The answer is 2,828,752,948

Well I never thought I would get there and it took a few attempts but I managed to stick the CommonCrawls text corpses of the Internet into MongoDB. This is around 13TB of text, which is definitely more than I can read in a day!

The next task is to work out the language of each page, I have a few ways to do that, then ignore anything that is not English. I am not really sure how I would analyise text data in a language I do not understand hence why I plan to skip it.

After that I need to try and work out what each page’s context is, then chuck it in ElasticSearch.

File Search

CommonCrawl also contains millions (63,270,007) of links to files like PDFs, Docs, and images. I have started processing this data to see what useful information I can extra.

Burf.co Website

Shocking, I know, I think I need to hire someone to do a good job of it! Watch this space.

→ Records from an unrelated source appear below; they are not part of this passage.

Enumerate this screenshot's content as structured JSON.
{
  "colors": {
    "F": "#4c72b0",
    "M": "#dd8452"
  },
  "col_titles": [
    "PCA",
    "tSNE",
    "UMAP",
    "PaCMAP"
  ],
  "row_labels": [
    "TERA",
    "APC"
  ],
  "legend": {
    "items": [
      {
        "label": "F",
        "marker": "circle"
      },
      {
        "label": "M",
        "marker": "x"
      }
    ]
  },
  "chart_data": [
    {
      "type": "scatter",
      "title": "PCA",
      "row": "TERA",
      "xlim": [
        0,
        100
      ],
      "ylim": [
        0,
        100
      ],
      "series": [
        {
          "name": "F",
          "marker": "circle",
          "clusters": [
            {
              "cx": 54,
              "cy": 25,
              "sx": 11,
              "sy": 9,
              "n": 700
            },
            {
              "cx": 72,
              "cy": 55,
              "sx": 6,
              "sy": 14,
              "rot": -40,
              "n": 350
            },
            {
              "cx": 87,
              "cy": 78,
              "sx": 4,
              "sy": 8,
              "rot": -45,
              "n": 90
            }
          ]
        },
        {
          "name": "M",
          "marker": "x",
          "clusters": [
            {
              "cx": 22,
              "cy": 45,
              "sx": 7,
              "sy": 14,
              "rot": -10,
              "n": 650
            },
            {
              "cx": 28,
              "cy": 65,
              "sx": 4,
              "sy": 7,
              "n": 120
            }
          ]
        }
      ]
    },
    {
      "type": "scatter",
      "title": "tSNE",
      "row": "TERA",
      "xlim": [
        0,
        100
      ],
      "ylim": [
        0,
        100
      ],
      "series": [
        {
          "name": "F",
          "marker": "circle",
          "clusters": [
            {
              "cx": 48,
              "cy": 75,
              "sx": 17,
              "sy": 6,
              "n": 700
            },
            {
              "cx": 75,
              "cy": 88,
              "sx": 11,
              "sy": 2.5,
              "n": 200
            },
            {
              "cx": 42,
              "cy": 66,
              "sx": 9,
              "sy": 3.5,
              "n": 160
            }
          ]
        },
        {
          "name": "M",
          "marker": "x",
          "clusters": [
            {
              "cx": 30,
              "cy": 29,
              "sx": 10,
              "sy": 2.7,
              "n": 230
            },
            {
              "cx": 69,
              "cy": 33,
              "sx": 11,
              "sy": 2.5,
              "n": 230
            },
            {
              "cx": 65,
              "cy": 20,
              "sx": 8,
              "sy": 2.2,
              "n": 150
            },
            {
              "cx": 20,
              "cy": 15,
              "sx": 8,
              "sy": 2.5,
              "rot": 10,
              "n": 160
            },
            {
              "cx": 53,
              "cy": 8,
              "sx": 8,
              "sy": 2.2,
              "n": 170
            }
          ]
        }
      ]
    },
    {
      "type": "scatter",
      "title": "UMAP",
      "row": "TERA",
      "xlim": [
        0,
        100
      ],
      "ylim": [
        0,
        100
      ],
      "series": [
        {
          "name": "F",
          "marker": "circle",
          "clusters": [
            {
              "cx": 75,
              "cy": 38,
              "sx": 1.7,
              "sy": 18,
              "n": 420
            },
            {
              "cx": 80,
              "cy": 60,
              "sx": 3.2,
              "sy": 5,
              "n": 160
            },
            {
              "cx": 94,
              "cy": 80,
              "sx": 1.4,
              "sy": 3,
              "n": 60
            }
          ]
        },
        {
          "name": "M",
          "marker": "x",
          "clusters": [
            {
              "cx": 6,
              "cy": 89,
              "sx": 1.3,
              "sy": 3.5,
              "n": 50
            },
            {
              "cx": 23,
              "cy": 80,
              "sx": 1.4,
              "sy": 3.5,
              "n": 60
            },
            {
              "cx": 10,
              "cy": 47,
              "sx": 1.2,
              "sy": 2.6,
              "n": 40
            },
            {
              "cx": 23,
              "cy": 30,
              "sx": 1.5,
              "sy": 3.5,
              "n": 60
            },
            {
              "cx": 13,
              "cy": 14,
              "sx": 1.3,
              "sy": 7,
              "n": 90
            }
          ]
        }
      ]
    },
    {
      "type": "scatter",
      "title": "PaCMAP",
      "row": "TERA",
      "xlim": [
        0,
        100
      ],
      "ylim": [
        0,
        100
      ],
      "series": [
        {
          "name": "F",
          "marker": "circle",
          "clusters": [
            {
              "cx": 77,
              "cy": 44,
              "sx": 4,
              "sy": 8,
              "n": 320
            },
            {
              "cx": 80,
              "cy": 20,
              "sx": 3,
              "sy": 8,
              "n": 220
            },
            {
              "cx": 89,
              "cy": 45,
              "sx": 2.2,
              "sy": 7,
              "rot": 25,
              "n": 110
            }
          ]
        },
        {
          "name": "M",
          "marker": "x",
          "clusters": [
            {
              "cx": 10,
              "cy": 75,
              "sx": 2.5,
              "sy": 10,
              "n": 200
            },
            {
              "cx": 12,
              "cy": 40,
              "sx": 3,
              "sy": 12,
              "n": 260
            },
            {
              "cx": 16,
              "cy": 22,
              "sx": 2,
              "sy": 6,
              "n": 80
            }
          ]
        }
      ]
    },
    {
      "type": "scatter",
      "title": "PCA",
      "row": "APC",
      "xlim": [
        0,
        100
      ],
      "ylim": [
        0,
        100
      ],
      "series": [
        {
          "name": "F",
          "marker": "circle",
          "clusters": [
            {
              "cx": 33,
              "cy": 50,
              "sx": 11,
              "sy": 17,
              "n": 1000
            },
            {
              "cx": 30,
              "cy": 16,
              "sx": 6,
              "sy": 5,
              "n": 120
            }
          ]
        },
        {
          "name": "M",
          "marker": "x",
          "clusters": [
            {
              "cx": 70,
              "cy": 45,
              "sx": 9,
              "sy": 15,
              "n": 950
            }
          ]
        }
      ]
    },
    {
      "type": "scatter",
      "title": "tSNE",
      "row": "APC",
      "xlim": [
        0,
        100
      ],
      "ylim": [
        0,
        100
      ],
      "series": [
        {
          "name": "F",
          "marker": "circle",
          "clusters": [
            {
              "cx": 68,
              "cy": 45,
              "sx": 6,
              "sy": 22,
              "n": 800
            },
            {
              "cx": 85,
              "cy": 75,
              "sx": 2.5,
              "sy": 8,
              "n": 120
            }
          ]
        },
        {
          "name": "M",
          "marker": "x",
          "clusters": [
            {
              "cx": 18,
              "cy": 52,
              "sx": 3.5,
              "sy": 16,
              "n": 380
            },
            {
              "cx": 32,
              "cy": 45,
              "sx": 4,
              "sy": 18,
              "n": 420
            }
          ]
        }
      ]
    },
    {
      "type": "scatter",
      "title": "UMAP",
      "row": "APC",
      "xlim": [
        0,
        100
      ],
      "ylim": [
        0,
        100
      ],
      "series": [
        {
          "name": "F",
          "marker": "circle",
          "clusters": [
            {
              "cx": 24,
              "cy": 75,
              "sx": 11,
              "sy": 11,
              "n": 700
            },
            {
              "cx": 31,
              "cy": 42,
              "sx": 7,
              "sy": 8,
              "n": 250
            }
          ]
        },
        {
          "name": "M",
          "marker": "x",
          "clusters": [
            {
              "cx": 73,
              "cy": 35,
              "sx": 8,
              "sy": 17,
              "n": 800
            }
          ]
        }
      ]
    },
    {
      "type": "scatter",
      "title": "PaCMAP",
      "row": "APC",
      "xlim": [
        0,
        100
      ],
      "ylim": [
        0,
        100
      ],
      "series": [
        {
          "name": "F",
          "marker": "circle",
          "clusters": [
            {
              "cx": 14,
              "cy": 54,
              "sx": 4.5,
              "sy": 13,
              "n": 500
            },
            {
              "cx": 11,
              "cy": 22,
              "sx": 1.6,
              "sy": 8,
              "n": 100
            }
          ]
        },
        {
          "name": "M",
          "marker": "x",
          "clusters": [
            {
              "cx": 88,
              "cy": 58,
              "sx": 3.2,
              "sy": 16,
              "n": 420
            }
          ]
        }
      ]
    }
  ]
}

This weeks update : Bye Bye MongoDB

So it is exciting times! I have made some progress with TRTLExchange, however, due to things outside of my control it been slower than expected.  So I have turned my spare time to Burf.co, my new search engine project and while there is no website for it yet (will be by the weekend), the actual search technology(code) has come along leaps and bounds.  Overnight it managed to index over 500,000 pages which for a single server, was pretty cool.  It did get up to 1.3 million pages but MongoDB has erm, shit the bed(many many times).  This could be a hardware limit (Harddrive speed) or some performance thing I need to do however it gets to the point where I can’t even insert more records without timeouts.  This concerns me quite a bit as I have a HP Blade Server on way to somewhat up the crawling rate by a factor of 8.  I am going to try and give it one last go today however its taken 12 hours to delete the data from the DB (I did remove instead of drop 🙁 ).  It has been a very interesting learning curve on learning MongoDB.  I think unless some magic happens I am going to try out Postgres next.

On the Swift front I did start building the frontend for Burf, first I was going to do this in VueJS, however, I have now found that Swift’s server-side framework Perfect supports templating via Mustache.  I think I will make faster progress writing it all in Swift than switching back and forth.   I still want to continue learning VueJS on the side (used for the TRTLExchange) as Javascript is such a good thing to know nowadays.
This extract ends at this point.